The last meal was on Tuesday evening. After the meal, when Jesus told Judas to go and do what he must, we see “then it was night”. Remember that night begins the new day, therefore when it is Tuesday “night”, the Passover day had begun. According to temple custom, in a few hours when daylight appeared they would bind the Passover lamb to the altar and sacrifice it, at the same time they bound Yeshua to the cross and crucified him.
John 13:30: So, after receiving the morsel of bread, he immediately went out. And it was night.
This meant, Yeshua was in for a long night, since he would be crucified soon in the daylight hours of Passover day.
After the sun had set and they finished the meal, Yeshua went to the garden to pray. He was then arrested and faced Annas, Caiaphas, and the High Priest before Sunrise. We know this because it all took place before the cock crowed when Peter denied him the third time.
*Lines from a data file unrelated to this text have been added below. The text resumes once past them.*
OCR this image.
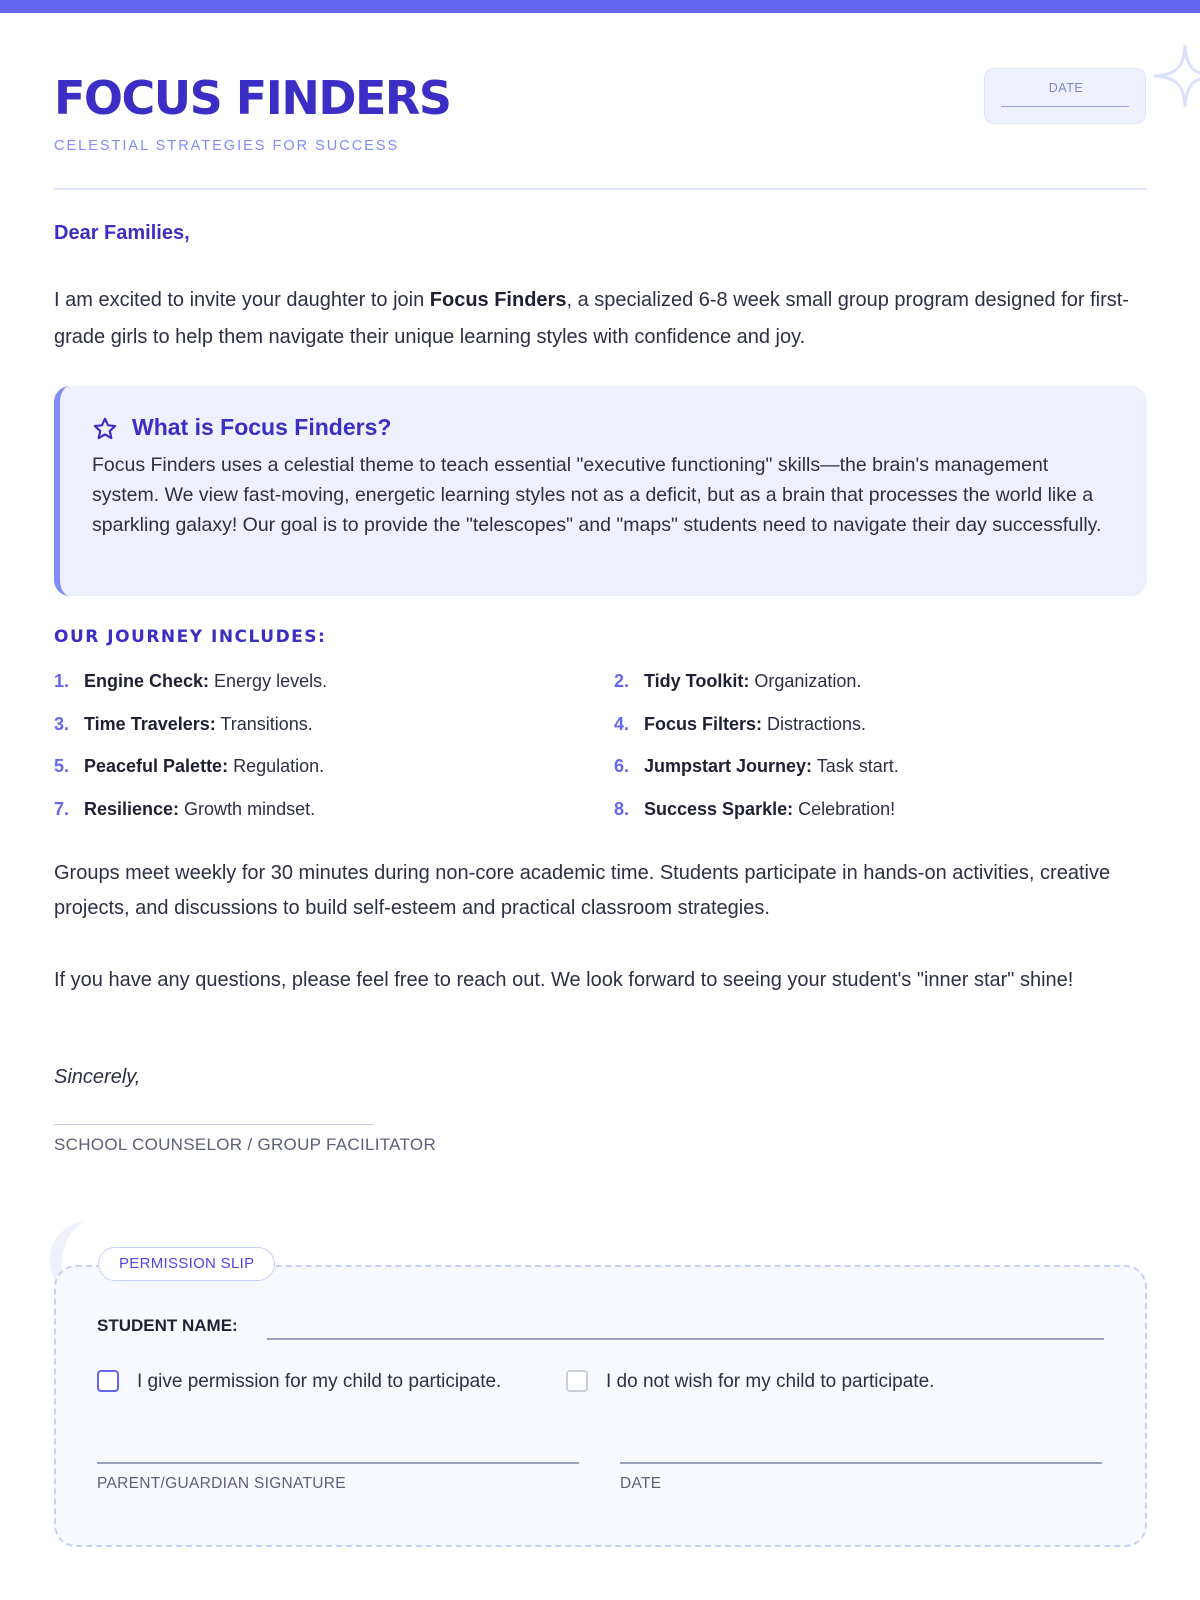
FOCUS FINDERS
CELESTIAL STRATEGIES FOR SUCCESS
DATE
Dear Families,
I am excited to invite your daughter to join Focus Finders, a specialized 6-8 week small group program designed for first-grade girls to help them navigate their unique learning styles with confidence and joy.
What is Focus Finders?
Focus Finders uses a celestial theme to teach essential "executive functioning" skills—the brain's management system. We view fast-moving, energetic learning styles not as a deficit, but as a brain that processes the world like a sparkling galaxy! Our goal is to provide the "telescopes" and "maps" students need to navigate their day successfully.
OUR JOURNEY INCLUDES:
1. Engine Check: Energy levels.	2. Tidy Toolkit: Organization.
3. Time Travelers: Transitions.	4. Focus Filters: Distractions.
5. Peaceful Palette: Regulation.	6. Jumpstart Journey: Task start.
7. Resilience: Growth mindset.	8. Success Sparkle: Celebration!
Groups meet weekly for 30 minutes during non-core academic time. Students participate in hands-on activities, creative projects, and discussions to build self-esteem and practical classroom strategies.
If you have any questions, please feel free to reach out. We look forward to seeing your student's "inner star" shine!
Sincerely,
SCHOOL COUNSELOR / GROUP FACILITATOR
PERMISSION SLIP
STUDENT NAME:
I give permission for my child to participate.	I do not wish for my child to participate.
PARENT/GUARDIAN SIGNATURE	DATE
It is now early sunlight hours of Wednesday morning when Yeshua faces Pilate. He is then crucified. It is 9 am Wednesday, the “third hour of the day” on Passover.
The following day is a high Sabbath, the first day of the feast of Unleavened Bread.
The day before a Sabbath is always called preparation day. This is a day when you get all your business done and meals planned so you don’t have to do any work or heavy labor on Sabbath. That is why Yeshua had to be buried on prep day, before the high Sabbath of the first day of the feast of Unleavened Bread.
John 19:31: Since it was the day of Preparation, and so that the bodies would not remain on the cross on the Sabbath (for that Sabbath was a high day), the Jews asked Pilate that their legs might be broken and that they might be taken away.
Mary then visits the tomb early in the morning, before light on the first day of the week. The first day of the week is always Sunday. Again remember that after sundown on the weekly Sabbath, which is Saturday night, Mary could have gone up since Sabbath is over after sundown.
At any rate, it is still dark and Yeshua is already risen. If she came after sundown Saturday night while still dark, it would have been considered early Sunday, or the first day. So Yeshua had to have risen on Saturday as Mary would not have been able to come to the grave on Saturday during daylight as it was Sabbath.
So by this we know he is buried on Wednesday prior to sundown. In the grave Wednesday night, Thursday, Thursday night, Friday, Friday night and Saturday, being risen precisely at the same time Saturday late afternoon that he died on Wednesday 3 days prior.